Overall, the ICC Vega R-116i performed well for us running stable throughout the weeks the system has been crunching benchmarks and numbers in our data center lab. The overall build is excellent and you can tell how ICC engineered the various aspects of the system down to small details like putting a skin on the web management tool and using custom DIMMs. For those in the HFT realm or others that need this type of performance, this is an excellent solution.

14 COMMENTS

  1. Yes, I’m sure the buy/sell orders get sent out MUCH quicker than with some loser 4 GHz processor when both are on common 1 GbE networks….

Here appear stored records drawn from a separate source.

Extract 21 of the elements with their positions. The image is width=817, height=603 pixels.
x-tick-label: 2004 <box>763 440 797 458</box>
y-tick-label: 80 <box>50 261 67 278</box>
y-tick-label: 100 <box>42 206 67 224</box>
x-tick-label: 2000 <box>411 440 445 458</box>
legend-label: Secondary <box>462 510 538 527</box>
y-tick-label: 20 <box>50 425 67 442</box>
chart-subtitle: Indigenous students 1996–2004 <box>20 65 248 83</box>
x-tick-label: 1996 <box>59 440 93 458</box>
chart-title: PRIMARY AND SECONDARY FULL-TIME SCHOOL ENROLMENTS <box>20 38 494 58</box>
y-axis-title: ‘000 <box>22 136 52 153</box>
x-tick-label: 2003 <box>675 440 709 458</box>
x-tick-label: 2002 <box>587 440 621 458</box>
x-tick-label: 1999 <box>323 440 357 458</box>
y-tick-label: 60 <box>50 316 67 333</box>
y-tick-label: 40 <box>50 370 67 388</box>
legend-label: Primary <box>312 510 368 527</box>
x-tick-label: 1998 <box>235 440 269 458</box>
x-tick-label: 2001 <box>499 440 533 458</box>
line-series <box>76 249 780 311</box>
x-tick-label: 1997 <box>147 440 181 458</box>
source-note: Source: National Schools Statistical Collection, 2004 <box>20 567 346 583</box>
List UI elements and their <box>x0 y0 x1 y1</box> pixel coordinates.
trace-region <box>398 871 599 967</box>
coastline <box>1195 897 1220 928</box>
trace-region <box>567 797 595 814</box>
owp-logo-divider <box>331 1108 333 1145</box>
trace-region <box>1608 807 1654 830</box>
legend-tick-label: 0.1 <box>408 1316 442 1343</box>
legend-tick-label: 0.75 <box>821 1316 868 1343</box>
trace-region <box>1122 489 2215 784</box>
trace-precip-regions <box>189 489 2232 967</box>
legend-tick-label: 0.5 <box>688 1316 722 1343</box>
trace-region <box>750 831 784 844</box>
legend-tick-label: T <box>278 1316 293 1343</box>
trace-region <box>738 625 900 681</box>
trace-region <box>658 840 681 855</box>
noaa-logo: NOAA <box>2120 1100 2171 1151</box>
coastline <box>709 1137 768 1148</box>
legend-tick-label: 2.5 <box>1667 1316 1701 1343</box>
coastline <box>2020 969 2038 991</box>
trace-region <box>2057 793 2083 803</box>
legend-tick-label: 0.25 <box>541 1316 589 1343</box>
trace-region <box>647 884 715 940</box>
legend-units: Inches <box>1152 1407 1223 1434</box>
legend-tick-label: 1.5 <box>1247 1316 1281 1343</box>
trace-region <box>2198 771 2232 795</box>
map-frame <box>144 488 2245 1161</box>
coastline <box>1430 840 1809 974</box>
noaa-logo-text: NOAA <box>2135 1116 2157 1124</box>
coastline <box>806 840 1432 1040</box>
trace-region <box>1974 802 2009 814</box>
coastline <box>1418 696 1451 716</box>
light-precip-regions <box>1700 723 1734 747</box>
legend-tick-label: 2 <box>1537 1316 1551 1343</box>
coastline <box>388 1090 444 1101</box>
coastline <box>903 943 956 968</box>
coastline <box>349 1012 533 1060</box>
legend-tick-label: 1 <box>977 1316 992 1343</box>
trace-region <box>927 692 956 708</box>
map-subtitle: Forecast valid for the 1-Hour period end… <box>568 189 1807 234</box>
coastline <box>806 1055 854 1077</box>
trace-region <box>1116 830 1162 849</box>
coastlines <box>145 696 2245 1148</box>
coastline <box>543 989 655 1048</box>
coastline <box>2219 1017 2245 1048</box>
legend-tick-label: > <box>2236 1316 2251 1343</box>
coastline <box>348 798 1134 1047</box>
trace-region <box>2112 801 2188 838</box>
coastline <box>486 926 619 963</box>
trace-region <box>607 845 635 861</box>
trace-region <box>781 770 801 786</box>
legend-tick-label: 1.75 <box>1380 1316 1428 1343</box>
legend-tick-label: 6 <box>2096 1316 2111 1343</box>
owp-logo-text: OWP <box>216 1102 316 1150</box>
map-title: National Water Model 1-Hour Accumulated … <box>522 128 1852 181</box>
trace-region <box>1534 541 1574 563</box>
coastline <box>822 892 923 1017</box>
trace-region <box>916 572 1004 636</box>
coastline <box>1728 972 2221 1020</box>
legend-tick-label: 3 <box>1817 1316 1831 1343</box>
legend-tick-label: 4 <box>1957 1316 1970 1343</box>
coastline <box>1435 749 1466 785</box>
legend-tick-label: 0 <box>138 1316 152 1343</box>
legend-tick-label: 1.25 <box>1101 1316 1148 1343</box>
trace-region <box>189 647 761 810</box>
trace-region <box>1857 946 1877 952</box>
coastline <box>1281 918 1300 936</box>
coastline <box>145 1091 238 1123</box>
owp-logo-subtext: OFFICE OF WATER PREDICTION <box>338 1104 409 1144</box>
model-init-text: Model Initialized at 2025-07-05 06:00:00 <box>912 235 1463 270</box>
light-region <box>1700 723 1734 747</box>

    (This is a moronic concept, IMO; catering to stupid traders thinking their orders ‘get thru quicker’? LOL!)

  2. It’s for environments where latency matters, and the winner (e.g. the fastest one) takes all. And as you say if 1 GbE is “common” then there are certainly other factors that could be differentiators. That 25% in clock advantage could be to shave 20% off decision time or run that much more involved/complex algorithms in the same timeframe as your competitors.

    Calling people whose reality you don’t understand stupid reveals quite a bit about yourself.

  3. Mark this is a very healthy industry that pushes computing. There are firms happy to spend on exotic solutions because they can pay for themselves in a day

  4. @Marl Dotson – for use in a latency sensitive situation you would a install fast Infiniband card in one of the PCIe expansion slots. You certainly would not use the built in Ethernet

  5. @David, I’m not familiar with the specific properties of the rad used here, however the temp of the liquid in the closed loop system should not exceed +4-8°C Delta T.

    @Dan. Wow. Okay. At least one 10Gb card would be the basic standard here: 1Gb LAN is a bottleneck as @hoohoo pointed out. Kettle or pot?

  6. Follow up: is this an exciting product? 5Ghz compute on 8 cores is great, but there are several other bottlenecks in the hardware, in addition to the Nic card.

  7. Hi,
    i would like to make a recommendation concerning the CPU Charts for the future.
    It would be helpful if you could add near to the name of the cpu, the cores and the thread count. For example EPYC 7302p (C16/T32). It would be easier for us to see the difference since its a little hard to keep track in our head each models specs.
    Thank you

  8. For those commenting on the network interface – this is the entire point of the SolarFlare network adapter. This card will leverage RDMA to ensure lowest latency across the fabric. The Intel adapters will either go unused or be there for boot/imaging purposes due to the native guest driver support which negates the need to inject SolarFlare drivers in the image.

    It is unlikely you would see anything that doesn’t support RDMA (be it RoCE or some ‘custom’ implementation) used by trading systems. You need the low latency provided by such solutions otherwise all the improvements locally via high clock CPU/RAM etc are lost across the fabric.

  9. For some perspective here, I think HedRat, Alex, and others are spot on. You would expect a specialized NIC to be in a system like this and not an Intel X710 or similar.

    The dual 1GbE I actually like a lot. One for an OS NIC to get all of the non-essential services off the primary application adapter. One for a potential provisioning network. That is just an example but I think this has a NIC configuration I would expect.

  10. There is a specialized NIC and even room for another card, be it accelerator or a different, custom NIC. If you have to hook up your system to a broker or an exchange you’ll have to use standard protocols. The onboard Ethernet may still be useful for management or Internet access.